With Netflix adaptation of the trippy Chinese sci-fi novel The Three-Body Problem, David Benioff, D. B. Weiss, and Alexander Woo have taken a dense book about thinly drawn characters solving math problems and turned it right into a visually stunning sci-fi horror-mystery. Now, it’s true that the series has not noted the breathless passages about Newtonian physics that made the book and its two sequels so engrossing. However, long stretches of characters explaining trigonometry wouldn’t look great on TV. We watch TV to unwind – to not change into higher people.
Still, 3 Body Problem could have benefited from a bit more hard science if it really desired to capture the cerebral twistiness of its source material. It could have also benefited from a bit more nuance in its depictions of its fundamental characters. To be fair, though, the show didn’t have much to go on. It even needed to invent some characters to make up for the novel’s dearth of them. Indeed, in a single case, it even improved upon a personality by expunging the sexism that plagued her novelized version.
As a type of entertainment in a visible medium and all, Netflix’s 3 Body Problem had to offer us flesh-and-blood humans to root for. That’s how characters just like the wealthy Jack Rooney (John Bradley) got here to life. By growing to love or at the least tolerate him, we learned to fear for his safety when the increasingly threatening ETO got here knocking. Additionally, Auggie (Eiza Gonzalez) is basically an invention for the series; she appears to be based on a male character from the novel. That aforementioned male character has been split into two female characters for the series, each of whom are much more dynamic than their novel counterpart. The other is Jin Cheng (Jess Hong).
Though each characters are largely defined by the plot mechanics that they set in motion, they still provide a welcome female presence on a show that might have easily change into a sexist mess. Published from 2006 to 2010, the Three-Body trilogy – dubbed Remembrance of Earth’s Past – was almost heavy-handed in its argument that girls weren’t able to leading the world from destruction. In traditional Chinese manner, the novel’s creator Liu Cixin ultimately makes a case for yin and yang, suggesting that girls need the logic of men to balance them and temper their irrationality. Moreover, Cixin makes the character of the previous revolutionary Ye Wenjie right into a quasi-villain just because she shows morbid curiosity in an alien species. (Well, she also desired to see the world burn, but mostly, she just desired to bring Earth right into a latest era of interstellar communication.) In any case, she’s depicted as an untrustworthy, incompetent, irrational liability. Overall, Cixin just isn’t shy in blaming the Earth’s destruction on women like Ye Wenjie, and even claims that the Earth of his novels is doomed since it’s too “feminized.”

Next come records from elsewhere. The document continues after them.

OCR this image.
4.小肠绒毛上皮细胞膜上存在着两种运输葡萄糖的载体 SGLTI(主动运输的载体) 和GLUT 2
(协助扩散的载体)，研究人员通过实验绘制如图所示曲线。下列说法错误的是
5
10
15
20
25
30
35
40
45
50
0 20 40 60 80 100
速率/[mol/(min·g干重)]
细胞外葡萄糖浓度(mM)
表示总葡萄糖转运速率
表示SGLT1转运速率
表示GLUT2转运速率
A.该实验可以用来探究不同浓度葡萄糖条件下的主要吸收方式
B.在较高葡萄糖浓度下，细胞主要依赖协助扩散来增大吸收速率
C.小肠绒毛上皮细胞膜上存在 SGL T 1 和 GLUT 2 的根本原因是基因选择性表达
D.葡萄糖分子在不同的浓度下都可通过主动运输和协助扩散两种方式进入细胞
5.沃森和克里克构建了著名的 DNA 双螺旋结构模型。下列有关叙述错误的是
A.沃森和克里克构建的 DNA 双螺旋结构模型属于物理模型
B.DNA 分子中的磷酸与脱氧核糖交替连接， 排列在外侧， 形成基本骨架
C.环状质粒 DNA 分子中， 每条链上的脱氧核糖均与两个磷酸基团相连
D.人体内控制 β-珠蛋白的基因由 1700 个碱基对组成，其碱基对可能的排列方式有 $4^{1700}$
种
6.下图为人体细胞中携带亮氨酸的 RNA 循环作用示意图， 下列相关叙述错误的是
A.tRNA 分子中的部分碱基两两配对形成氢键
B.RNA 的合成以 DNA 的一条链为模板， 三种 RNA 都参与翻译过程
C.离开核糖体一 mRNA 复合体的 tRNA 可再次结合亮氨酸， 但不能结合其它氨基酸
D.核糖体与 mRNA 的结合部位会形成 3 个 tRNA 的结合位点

The series, thankfully, has been stripped of that sexism. Ye Wenjie is portrayed as a principled anti-hero somewhat than a hothead devoid of logic. When she presses the button that contacts the Trisolarans, the motion is framed as a Regina George “watch the world burn” moment as a substitute of a contemptible act of self-destruction. Plus, at no point is she, or every other woman, depicted as irrational because she’s a girl. In fact, one could argue that the lads of this series are the silly ones. Of course, that’s partly because there are simply more women on this series. (By episode five, Jin Cheng is the show’s closest thing to a protagonist).
More likely, it’s since this show was made for an American audience. In China, in any case, feminism tends to look quite a bit different. While China does produce feminists who share views which are just like Western feminists, these Chinese progressives often operate inside an antagonistic framework. Due to the ruling Chinese Communist Party’s stranglehold over media, Chinese feminists often can’t use well-worn hashtags like #MeToo without being flagged and reported to the federal government. This normally leads to the federal government deleting their accounts. Thus, feminists resort to using code words akin to mitu (literally, “rice bunny”) to bypass this. Overall, this adds as much as an environment that just isn’t very friendly to the fight for female equality. So, you possibly can imagine why this version of 3 Body Problem may not have gone over as well in China. (In fact, it might be why China produced its own TV adaptation of the novel last 12 months.)
So, when all is claimed and done, the American 3 Body Problem has managed to adapt its source material in additional ways than one – thematically, visually, and culturally. And considering what might have been if it didn’t achieve that last endeavor, we should always probably be grateful. Netflix doesn’t need one other controversy after airing all of those problematic comedy specials that it’s change into known for. Now let’s just hope that it gets things right again for 3 Body Problem 2.